Somerville had started his career working for an investment business, and continued to work there for 15 years. Going through the same motions every day, Taylor realized he needed a change in his life, and knew that he no longer wanted to continue his tedious routine. To find out if changing his career was right for him, Taylor began studying breath work and meditation, and soon became interested in the Wim Hof Method, XPT, and SEALFIT. Focusing on deeper areas of breath work and techniques, Somerville noticed there was a change in how he approached situations. Usually when given a stressful complication, Taylor said he would get angry and hot-tempered quickly but with the breathing techniques, his reaction slowed and was able to respond without any anger. Soon after, Taylor officially quit his job, and became committed to fitness, nutrition, and having a holistic lifestyle.
Because the XPT sessions are usually held in Hawaii or California, I asked Taylor how this session went. Taylor said this was unlike anything he had experienced, especially walking in to a group of Type A people and immediately starting with a 45 minute breath session. From there, Taylor did pool workouts with dumbbells under water, and said that slowing his inhales and exhales during the ice experience really changed his state of mind.
Since then, Taylor has taught quite a few classes in Memphis, and is dedicated to helping his clients deal with stress. Regardless of the client, athlete or non-athlete, Taylor incorporates 20-30 minute breath work to change the mind and body.
I asked Taylor about breathing tips, and Taylor’s response was to focus on breathing horizontally instead of vertically. This is because upper chest breathing will cause more stress. Taylor also recommends box breathing before workouts, which is when you inhale for three seconds, hold for three seconds, exhale for three seconds, and hold again for three seconds. The box breathing may be stressful at first, but with continuing practice, this routine allows the body to become less anxious and gathers a mindful approach instead.

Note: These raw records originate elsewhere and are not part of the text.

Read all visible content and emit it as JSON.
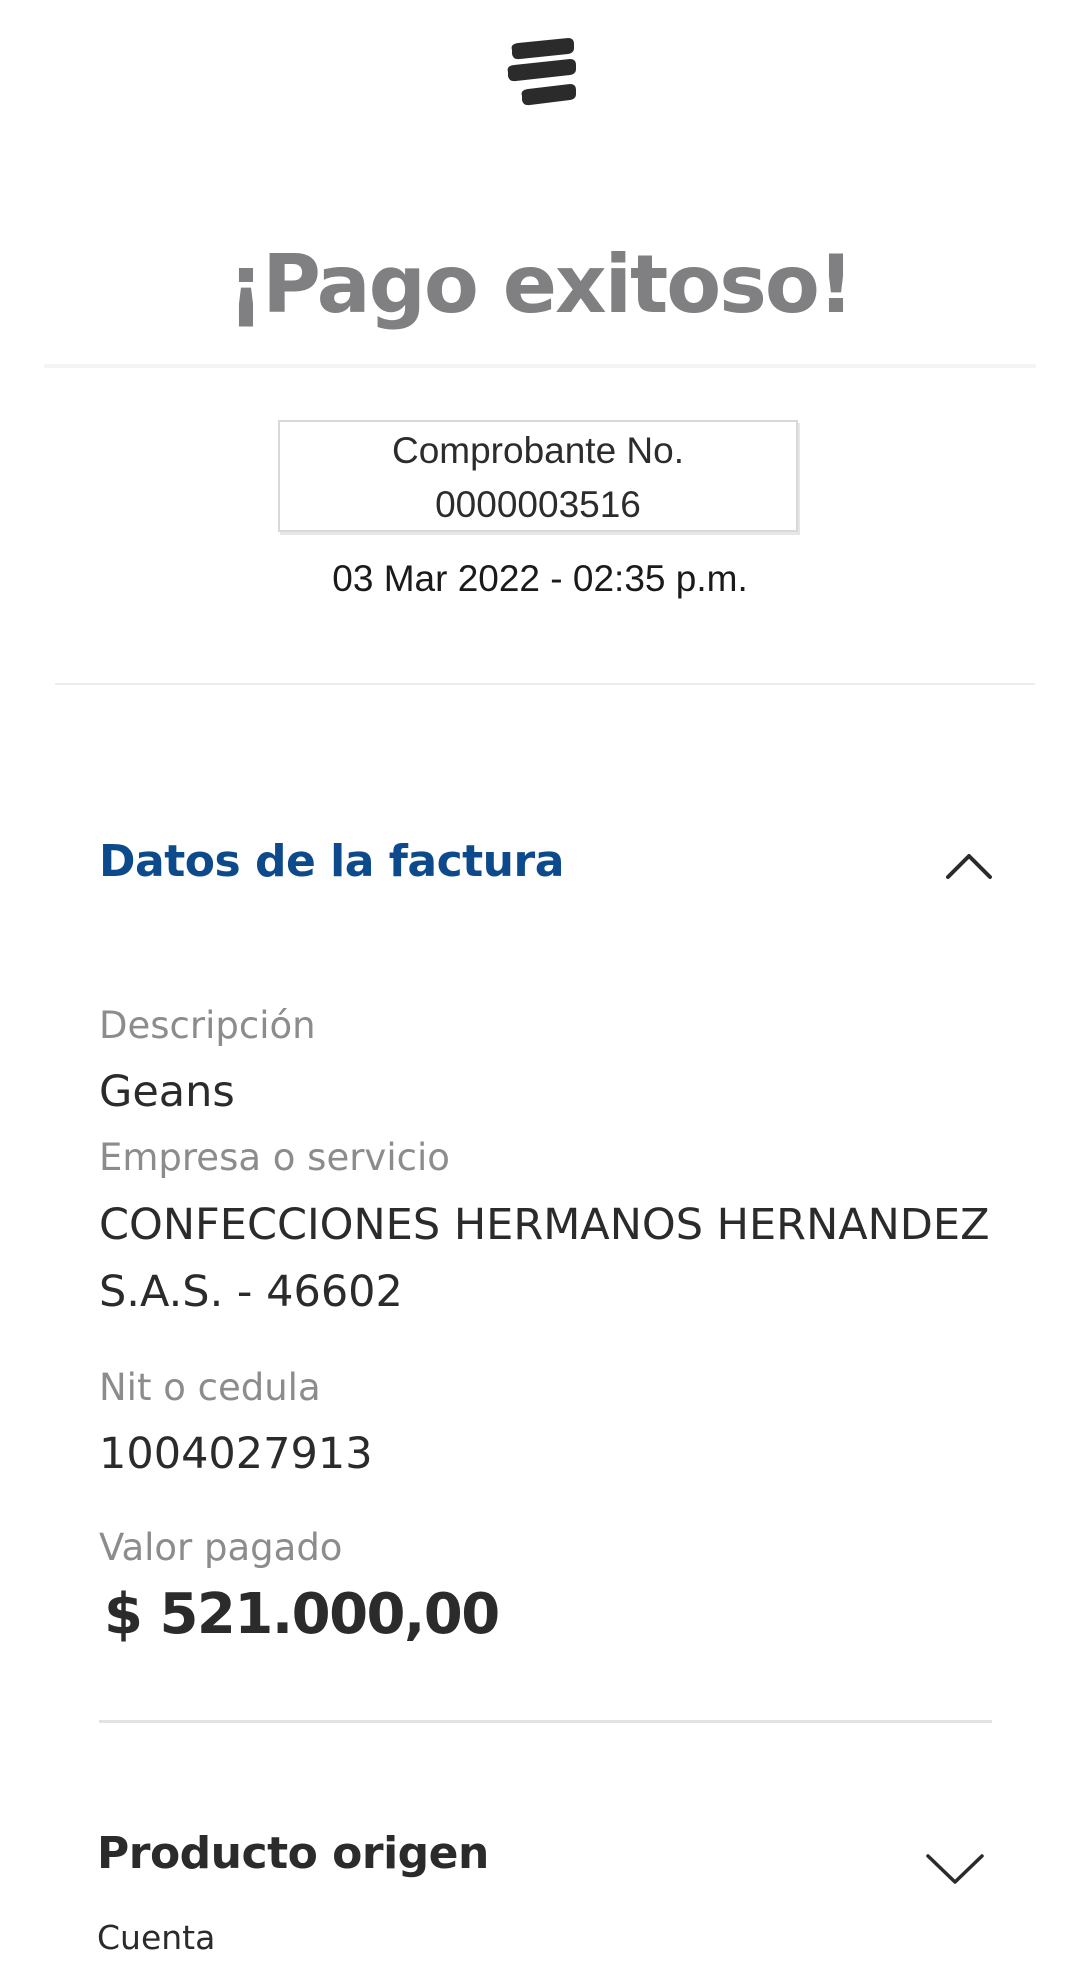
{
  "header": {
    "logo_icon": "bank-logo-icon",
    "title": "¡Pago exitoso!"
  },
  "receipt": {
    "label": "Comprobante No.",
    "number": "0000003516",
    "datetime": "03 Mar 2022 - 02:35 p.m."
  },
  "invoice_section": {
    "title": "Datos de la factura",
    "toggle_icon": "chevron-up-icon",
    "accent_color": "#0d4a8c",
    "fields": {
      "description_label": "Descripción",
      "description_value": "Geans",
      "company_label": "Empresa o servicio",
      "company_value_line1": "CONFECCIONES HERMANOS HERNANDEZ",
      "company_value_line2": "S.A.S. - 46602",
      "id_label": "Nit o cedula",
      "id_value": "1004027913",
      "amount_label": "Valor pagado",
      "amount_value": "$ 521.000,00"
    }
  },
  "product_section": {
    "title": "Producto origen",
    "toggle_icon": "chevron-down-icon",
    "account_label": "Cuenta"
  }
}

Another tip from Taylor is to increase nasal breathing as much as possible. This includes high intensity workouts and truly impacts your overall mobility. Unlike mouth breathing, nasal breathing filters about 95% of pathogens, increases CO2 tolerance, and activates your diaphragm.
When experiencing fishing or hunting, your heart can begin to race quickly, knees begin to knock, and the stress response mode is in full force. Taylor says these experiences happen all the time, and the best way to approach this is to use slow inhales and longer exhales. That way, you are slowing down the mind and your heart rate. When fishing, it is important to practice your techniques in every weather condition so you can improve your performance outcome.
Recently, Taylor competed in the World’s Toughest Mudder, a 24 hour event located in Las Vegas last year. This competition involves getting you in and out of cold water, running around a loop nonstop, and trekking up a mountain, consisting of hard obstacles. To train for such an intensive event, Taylor used CrossFit workouts, incorporated XPT, and would do a bunch of grip work and track workouts. In total, Taylor officially completed 55 miles in this event, and said the winner completed with 110 miles.